Mathilde Lacaze-Masmonteil

La réforme du marché du carbone européen

Par Mathilde Lacaze-Masmonteil

Avocate en droit de l’environnement – Vigo Avocats

Le 18 avril 2023, le Parlement européen a approuvé la réforme du marché du carbone européen[1], sur laquelle s’étaient entendus provisoirement les négociateurs du Parlement européen et le Conseil de l’Union européenne en décembre dernier.

Introduit pour la première fois en 1997 avec le Protocole de Kyoto (qui initialement, se concentrait sur les rapports interétatiques), le système d’échange de quotas d’émission (« SEQE », et en anglais EU Emissions Trading Scheme) est l’un des plus grands marchés du carbone au monde et constitue un levier majeur pour la réduction des émissions à effet de gaz.

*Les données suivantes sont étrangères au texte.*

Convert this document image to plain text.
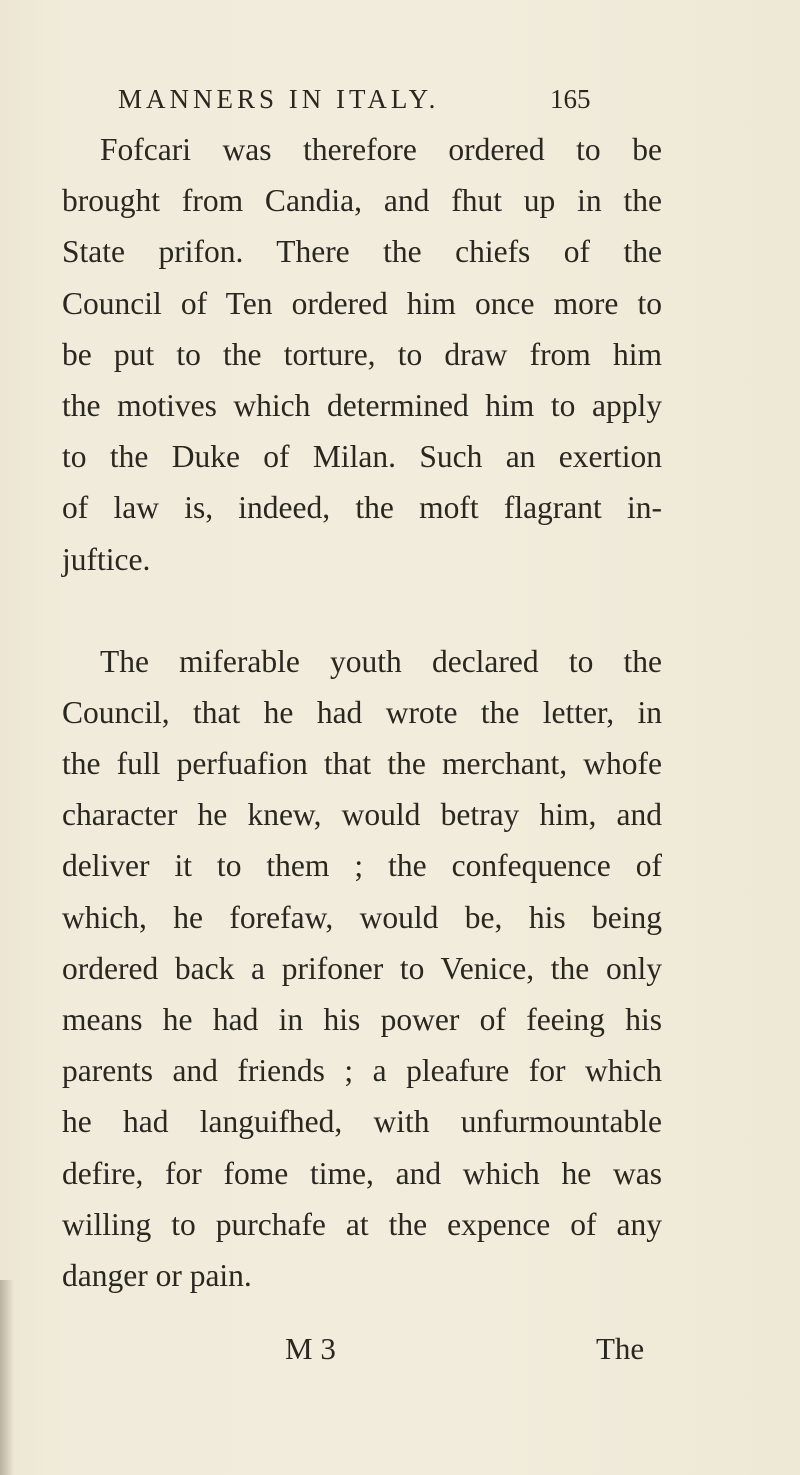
MANNERS IN ITALY.	165
Fofcari was therefore ordered to be
brought from Candia, and fhut up in the
State prifon. There the chiefs of the
Council of Ten ordered him once more to
be put to the torture, to draw from him
the motives which determined him to apply
to the Duke of Milan. Such an exertion
of law is, indeed, the moft flagrant in-
juftice.
The miferable youth declared to the
Council, that he had wrote the letter, in
the full perfuafion that the merchant, whofe
character he knew, would betray him, and
deliver it to them ; the confequence of
which, he forefaw, would be, his being
ordered back a prifoner to Venice, the only
means he had in his power of feeing his
parents and friends ; a pleafure for which
he had languifhed, with unfurmountable
defire, for fome time, and which he was
willing to purchafe at the expence of any
danger or pain.
M 3	The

Au sein de l’Union européenne, ce système régional d’échange de quotas d’émission de gaz à effet de serre a été institué par la directive 2003/87/CE du 13 octobre 2003[2]. En vertu du ce dispositif, les Etats doivent déterminer un nombre de quotas alloués pour une installation, un quota devant être compris comme le droit transférable d’émettre une tonne d’équivalent CO2 au cours d’une période spécifiée.

I. Explication du fonctionnement du marché du carbone

A. Le fonctionnement du marché du carbone initial

En vertu de ce mécanisme, les États membres de l’Union européenne plafonnent les émissions de CO2 de 11 500 entreprises les plus émettrices, qui sont responsables collectivement de près de la moitié des émissions au sein de l’Union européenne. Ces industriels se voient délivrer des quotas d’émission, qui déterminent une quantité maximale d’émissions qu’ils sont autorisés à produire pour une période donnée, en général pour une année. Chaque année, les entreprises étant soumises à ce dispositif doivent acheter des quotas qui correspondent à leurs émissions.

Le plafonnement concernant le nombre de quotas est réduit d’une année sur l’autre afin d’inciter les entreprises à réduire leurs émissions. L’aspect marchand se manifeste par le fait que les entreprises ayant émis pendant la période fixée une quantité d’émissions inférieure à celle prévue par les quotas puissent vendre leurs excédents aux entreprises rencontrant des difficultés pour respecter les valeurs limites assignées. Les entreprises peuvent également dépasser les quotas assignés si elles ont acheté préalablement des quotas supplémentaires sur les marchés.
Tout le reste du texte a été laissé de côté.